Of these, the strongest risk seems to be for the development of Parkinson’s disease. A recent study reported that even mild TBI increases the risk of Parkinson’s disease by 56%, while moderate/severe TBI increases the risk by 83%.
CNBP Associate Investigator Associate Professor Lyndsey Collins-Praino who is also Head of the Cognition, Ageing and Neurodegenerative Disease Laboratory (CANDL) at the University of Adelaide, said the MRFF funding will allow critical research into the mechanisms that underlie persistent functional impairment and increased neurodegenerative disease risk.
“Right now, when an individual experiences a TBI, we don’t know what their long-term prognosis is. Will they recover fully or will they face lasting cognitive and motor impairment? Could they be at increased risk of developing neurodegenerative diseases, like Parkinson’s or Alzheimer’s?” she said.
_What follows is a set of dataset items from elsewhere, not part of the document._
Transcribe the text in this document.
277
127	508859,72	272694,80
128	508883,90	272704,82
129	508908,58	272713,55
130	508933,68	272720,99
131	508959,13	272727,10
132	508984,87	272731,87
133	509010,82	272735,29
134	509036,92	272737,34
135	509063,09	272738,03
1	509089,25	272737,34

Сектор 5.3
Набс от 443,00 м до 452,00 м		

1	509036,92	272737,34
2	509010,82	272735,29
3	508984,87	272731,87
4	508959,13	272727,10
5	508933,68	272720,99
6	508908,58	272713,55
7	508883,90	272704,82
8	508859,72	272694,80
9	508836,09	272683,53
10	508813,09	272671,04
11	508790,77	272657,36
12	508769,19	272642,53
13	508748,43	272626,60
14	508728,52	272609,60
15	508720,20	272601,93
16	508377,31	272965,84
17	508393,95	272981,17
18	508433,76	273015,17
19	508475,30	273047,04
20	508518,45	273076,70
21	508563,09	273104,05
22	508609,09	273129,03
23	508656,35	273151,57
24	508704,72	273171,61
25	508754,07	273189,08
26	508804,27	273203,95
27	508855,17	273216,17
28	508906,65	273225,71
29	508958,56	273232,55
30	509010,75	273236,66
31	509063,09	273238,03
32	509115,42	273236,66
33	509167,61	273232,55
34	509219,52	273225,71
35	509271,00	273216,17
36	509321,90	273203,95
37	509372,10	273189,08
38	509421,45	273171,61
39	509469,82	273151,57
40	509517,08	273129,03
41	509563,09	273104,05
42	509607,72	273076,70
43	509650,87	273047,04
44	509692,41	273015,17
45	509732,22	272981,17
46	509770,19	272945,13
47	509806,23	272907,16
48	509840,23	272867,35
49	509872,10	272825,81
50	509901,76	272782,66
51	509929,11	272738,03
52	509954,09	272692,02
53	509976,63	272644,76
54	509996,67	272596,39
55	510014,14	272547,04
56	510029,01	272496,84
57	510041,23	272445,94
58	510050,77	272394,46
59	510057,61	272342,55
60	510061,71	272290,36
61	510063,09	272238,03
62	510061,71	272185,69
“The MRFF funding will allow us to shed light on the brain mechanisms that may help to determine long-term outcomes. In order to do accomplish this, we’ve drawn together an interdisciplinary research team, who are leaders in their respective fields, and the latest research techniques. We’ll use a suite of innovative neuroimaging techniques, coupled with custom-designed cognitive and motor assessments and a cutting-edge panel of brain inflammation biomarkers, to track the progression of brain pathology as a function of both initial severity and time since injury in individuals who have experienced a traumatic brain injury.
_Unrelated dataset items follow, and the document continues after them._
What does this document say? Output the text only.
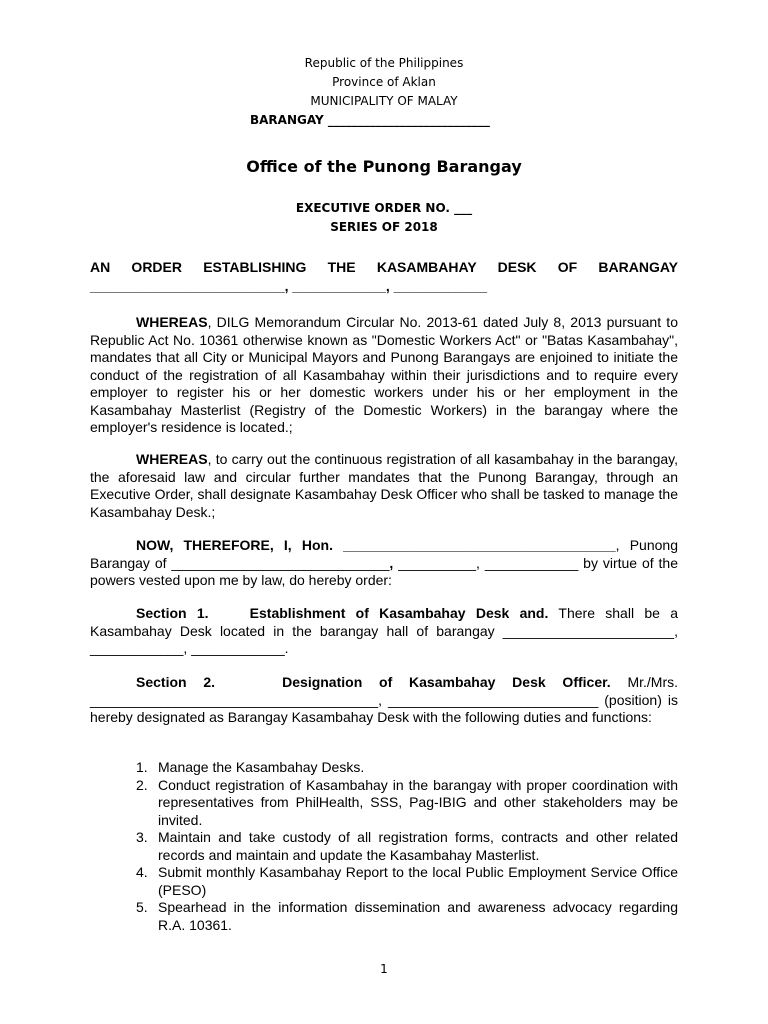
Republic of the Philippines
Province of Aklan
MUNICIPALITY OF MALAY
BARANGAY ___________________________
Office of the Punong Barangay
EXECUTIVE ORDER NO. ___
SERIES OF 2018
AN ORDER ESTABLISHING THE KASAMBAHAY DESK OF BARANGAY
_________________________, ____________, ____________
WHEREAS, DILG Memorandum Circular No. 2013-61 dated July 8, 2013 pursuant to Republic Act No. 10361 otherwise known as "Domestic Workers Act" or "Batas Kasambahay", mandates that all City or Municipal Mayors and Punong Barangays are enjoined to initiate the conduct of the registration of all Kasambahay within their jurisdictions and to require every employer to register his or her domestic workers under his or her employment in the Kasambahay Masterlist (Registry of the Domestic Workers) in the barangay where the employer's residence is located.;
WHEREAS, to carry out the continuous registration of all kasambahay in the barangay, the aforesaid law and circular further mandates that the Punong Barangay, through an Executive Order, shall designate Kasambahay Desk Officer who shall be tasked to manage the Kasambahay Desk.;
NOW, THEREFORE, I, Hon. ___________________________________, Punong Barangay of ____________________________, __________, ____________ by virtue of the powers vested upon me by law, do hereby order:
Section 1.    Establishment of Kasambahay Desk and. There shall be a Kasambahay Desk located in the barangay hall of barangay ______________________, ____________, ____________.
Section 2.    Designation of Kasambahay Desk Officer. Mr./Mrs. _____________________________________, ___________________________ (position) is hereby designated as Barangay Kasambahay Desk with the following duties and functions:
1. Manage the Kasambahay Desks.
2. Conduct registration of Kasambahay in the barangay with proper coordination with representatives from PhilHealth, SSS, Pag-IBIG and other stakeholders may be invited.
3. Maintain and take custody of all registration forms, contracts and other related records and maintain and update the Kasambahay Masterlist.
4. Submit monthly Kasambahay Report to the local Public Employment Service Office (PESO)
5. Spearhead in the information dissemination and awareness advocacy regarding R.A. 10361.
1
“This is significant, as we can then compare this to the same markers in both healthy individuals and those who have an established diagnosis of Parkinson’s disease. This will allow us to generate a unique brain injury neural signature. Then, using machine learning, we can generate a risk prediction algorithm.
“Ultimately, this will improve our ability to predict an individual’s long-term prognosis following TBI, significantly improving current clinical practice guidelines and allowing for earlier, more targeted therapeutic interventions.”
Professor Anton Middelberg, Deputy Vice-Chancellor (Research) says the University of Adelaide has clearly defined industry engagement priorities in health, and a strategic commitment to tackling the grand challenge of improving health and wellbeing for the benefit of society.